Los Angeles, Bharata Online - Drama mikro asal Tiongkok kini mulai mengakar di Amerika Serikat. Ritme penceritaan yang khas, format pengambilan gambar vertikal, dan model pembayaran per episode kini diadopsi oleh kreator lokal maupun studio-studio besar.
Di lokasi syuting di Los Angeles, kamera dipasang secara vertikal. Tidak ada pembangunan cerita yang lambat atau adegan yang berlarut-larut. Yang ada hanyalah rangkaian momen yang memancing rasa penasaran (cliffhanger) dan kejutan alur cerita (plot twist) yang dipadatkan dalam setiap episode berdurasi satu hingga dua menit. Inilah ritme penceritaan drama pendek Tiongkok, dan format ini mulai memberikan pengaruh nyata di Amerika Serikat.
"Dalam drama Tiongkok, fokus utamanya adalah pada poin-poin penting alur cerita. Menurut saya, hal itu justru terasa cukup membebaskan saat kita merangkul perubahan emosi dan alur cerita yang sangat dinamis serta elemen-elemen semacam itu," ujar Tristan McKenzie, seorang sutradara dan penulis naskah asal Amerika.
Lebih dari sekadar mengekspor konten, industri drama mikro Tiongkok membawa seluruh model produksi dan logika komersialnya ke Amerika Serikat, mulai dari gaya penuturan cerita khas Tiongkok hingga pengambilan gambar vertikal, serta dari model pembayaran per episode hingga proses pengembangan cepat yang didorong oleh data waktu nyata (real-time).
Yang Bohan, pimpinan sebuah perusahaan produksi drama pendek, mengatakan bahwa proses lokalisasi telah berkembang jauh melampaui sekadar penerjemahan bahasa.
"Awalnya, saat drama pendek Tiongkok merambah pasar global, dibutuhkan praktisi lokal Amerika untuk menghadirkan cerita lokal karena merekalah yang memahami keinginan penonton. Seiring berjalannya waktu, para profesional film dan TV di AS mulai lebih memahami format ini. Bagi mereka, ini bukan lagi sekadar cerita asing, melainkan sebuah model produksi dan alur kerja yang baru," kata Yang.
Hal lain yang turut hadir di Amerika Serikat adalah model monetisasi yang bersifat disruptif. Berbeda dengan serial TV tradisional Amerika yang mengandalkan langganan kabel atau kesepakatan streaming untuk satu musim penuh, drama mikro menawarkan beberapa episode awal secara gratis dan mengenakan biaya per episode untuk membuka akses ke episode selanjutnya.

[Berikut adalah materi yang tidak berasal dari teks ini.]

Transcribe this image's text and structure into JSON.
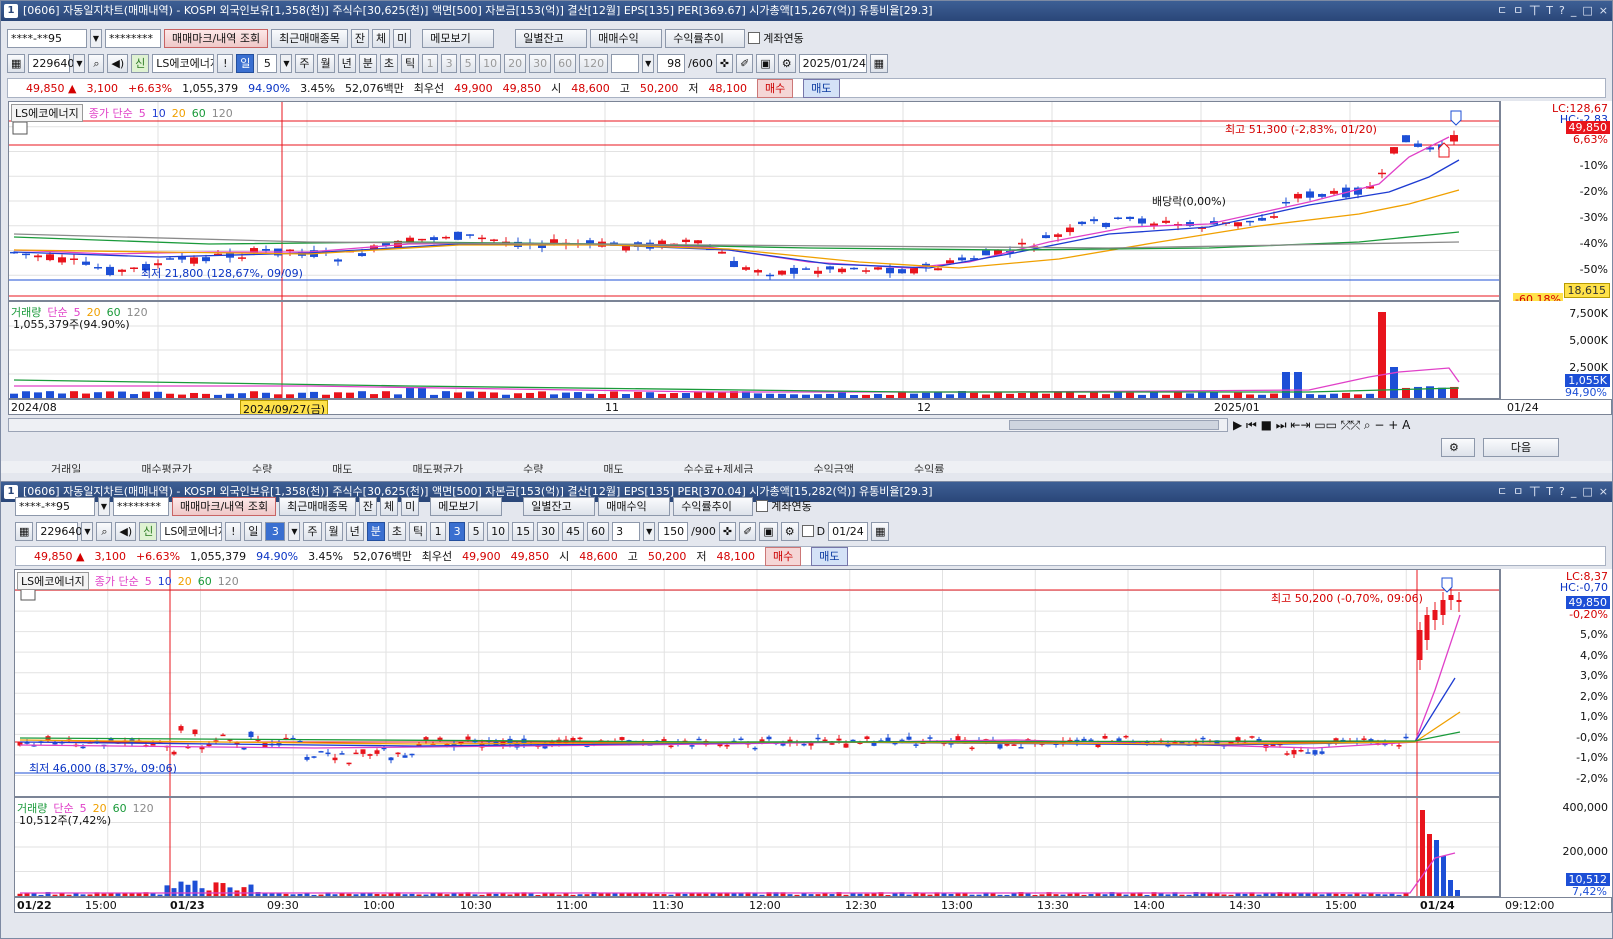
{
  "win1": {
    "title": "[0606] 자동일지차트(매매내역) - KOSPI 외국인보유[1,358(천)] 주식수[30,625(천)] 액면[500] 자본금[153(억)] 결산[12월] EPS[135] PER[369.67] 시가총액[15,267(억)] 유통비율[29.3]",
    "controls": [
      "ㄷ",
      "ㅁ",
      "丅",
      "T",
      "?",
      "_",
      "□",
      "×"
    ],
    "account": "****-**95",
    "password": "********",
    "buttons": {
      "mark": "매매마크/내역 조회",
      "recent": "최근매매종목",
      "jan": "잔",
      "che": "체",
      "mi": "미",
      "memo": "메모보기",
      "daily": "일별잔고",
      "profit": "매매수익",
      "trend": "수익률추이",
      "link": "계좌연동"
    },
    "code": "229640",
    "stock": "LS에코에너지",
    "mode": "일",
    "interval": "5",
    "periods": [
      "주",
      "월",
      "년",
      "분",
      "초",
      "틱"
    ],
    "nums": [
      "1",
      "3",
      "5",
      "10",
      "20",
      "30",
      "60",
      "120"
    ],
    "count": "98",
    "total": "/600",
    "date": "2025/01/24",
    "quote": {
      "price": "49,850 ▲",
      "change": "3,100",
      "rate": "+6.63%",
      "volume": "1,055,379",
      "vr": "94.90%",
      "turn": "3.45%",
      "amount": "52,076백만",
      "bid_label": "최우선",
      "bid1": "49,900",
      "bid2": "49,850",
      "open_l": "시",
      "open": "48,600",
      "high_l": "고",
      "high": "50,200",
      "low_l": "저",
      "low": "48,100",
      "buy": "매수",
      "sell": "매도"
    },
    "legend": {
      "name": "LS에코에너지",
      "ma": "종가 단순",
      "m5": "5",
      "m10": "10",
      "m20": "20",
      "m60": "60",
      "m120": "120"
    },
    "vol_legend": {
      "name": "거래량",
      "ma": "단순",
      "m5": "5",
      "m20": "20",
      "m60": "60",
      "m120": "120",
      "value": "1,055,379주(94.90%)"
    },
    "ann": {
      "high": "최고 51,300 (-2,83%, 01/20)",
      "low": "최저 21,800 (128,67%, 09/09)",
      "div": "배당락(0,00%)"
    },
    "axis": [
      "LC:128,67",
      "HC:-2,83",
      "-10%",
      "-20%",
      "-30%",
      "-40%",
      "-50%"
    ],
    "axis_top": "6,63%",
    "price_tag": "49,850",
    "cross_tag": "18,615",
    "cross_pct": "-60,18%",
    "vol_axis": [
      "7,500K",
      "5,000K",
      "2,500K"
    ],
    "vol_tag": "1,055K",
    "vol_pct": "94,90%",
    "dates": [
      "2024/08",
      "2024/09/27(금)",
      "11",
      "12",
      "2025/01",
      "01/24"
    ],
    "next": "다음",
    "table_headers": [
      "거래일",
      "매수평균가",
      "수량",
      "매도",
      "매도평균가",
      "수량",
      "매도",
      "수수료+제세금",
      "수익금액",
      "수익률"
    ]
  },
  "win2": {
    "title": "[0606] 자동일지차트(매매내역) - KOSPI 외국인보유[1,358(천)] 주식수[30,625(천)] 액면[500] 자본금[153(억)] 결산[12월] EPS[135] PER[370.04] 시가총액[15,282(억)] 유통비율[29.3]",
    "mode": "일",
    "interval": "3",
    "cur": "분",
    "periods1": [
      "주",
      "월",
      "년"
    ],
    "periods2": [
      "초",
      "틱"
    ],
    "nums": [
      "1",
      "3",
      "5",
      "10",
      "15",
      "30",
      "45",
      "60"
    ],
    "sel": "3",
    "count": "150",
    "total": "/900",
    "d_label": "D",
    "date": "01/24",
    "axis": [
      "LC:8,37",
      "HC:-0,70",
      "-0,20%",
      "5,0%",
      "4,0%",
      "3,0%",
      "2,0%",
      "1,0%",
      "-0,0%",
      "-1,0%",
      "-2,0%"
    ],
    "price_tag": "49,850",
    "ann": {
      "high": "최고 50,200 (-0,70%, 09:06)",
      "low": "최저 46,000 (8,37%, 09:06)"
    },
    "vol_legend_value": "10,512주(7,42%)",
    "vol_axis": [
      "400,000",
      "200,000"
    ],
    "vol_tag": "10,512",
    "vol_pct": "7,42%",
    "times": [
      "01/22",
      "15:00",
      "01/23",
      "09:30",
      "10:00",
      "10:30",
      "11:00",
      "11:30",
      "12:00",
      "12:30",
      "13:00",
      "13:30",
      "14:00",
      "14:30",
      "15:00",
      "01/24",
      "09:12:00"
    ]
  },
  "colors": {
    "up": "#e8141c",
    "down": "#1d4fd6",
    "ma5": "#e040c8",
    "ma10": "#1e3cd2",
    "ma20": "#f0a000",
    "ma60": "#1a9a3a",
    "ma120": "#8a8a8a"
  }
}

Siklus produksi yang lebih singkat, dipadukan dengan umpan balik data secara real-time, memungkinkan para kreator untuk melakukan penyesuaian dengan cepat.
"(Model produksi drama pendek) ini seolah menemukan titik tengah antara anggaran rendah dan anggaran tinggi, serta menciptakan ruang yang tepat untuk menyeimbangkan berbagai aspek tersebut. Menurut saya, ini adalah jembatan yang sangat baik bagi mereka yang ingin menggarap proyek berskala lebih besar. Dengan anggaran terbatas seperti ini, Anda bisa belajar banyak hal dengan sangat cepat mengenai apa yang sebenarnya Anda inginkan dan butuhkan," ujar McKenzie.
Data riset pasar menunjukkan bahwa jumlah pengguna aktif bulanan konten drama berdurasi pendek di Amerika Serikat melonjak dari 26 juta pada tahun 2024 menjadi 66 juta pada tahun 2025. Sektor ini diperkirakan akan menghasilkan pendapatan sekitar 1,5 miliar dolar AS (sekitar 26,32 triliun rupiah) pada tahun 2026, dengan angka tersebut diproyeksikan mendekati 2 miliar dolar AS (sekitar 35,1 triliun rupiah) pada tahun berikutnya.
Studio-studio Hollywood tradisional pun mulai melirik tren ini. Fox Entertainment telah menjalin kemitraan dengan sebuah perusahaan drama pendek untuk merencanakan lebih dari 200 proyek konten layar vertikal. Alur kerja produksi yang terindustrialisasi dan model bisnis yang telah disempurnakan di Tiongkok kini mulai berkembang di luar negeri. Seiring dengan meningkatnya kebutuhan akan efisiensi dan pengendalian biaya, kecerdasan buatan (AI) semakin banyak dilibatkan dalam proses tersebut, sehingga mendorong gelombang ekspansi ini lebih jauh ke dalam ranah kreatif.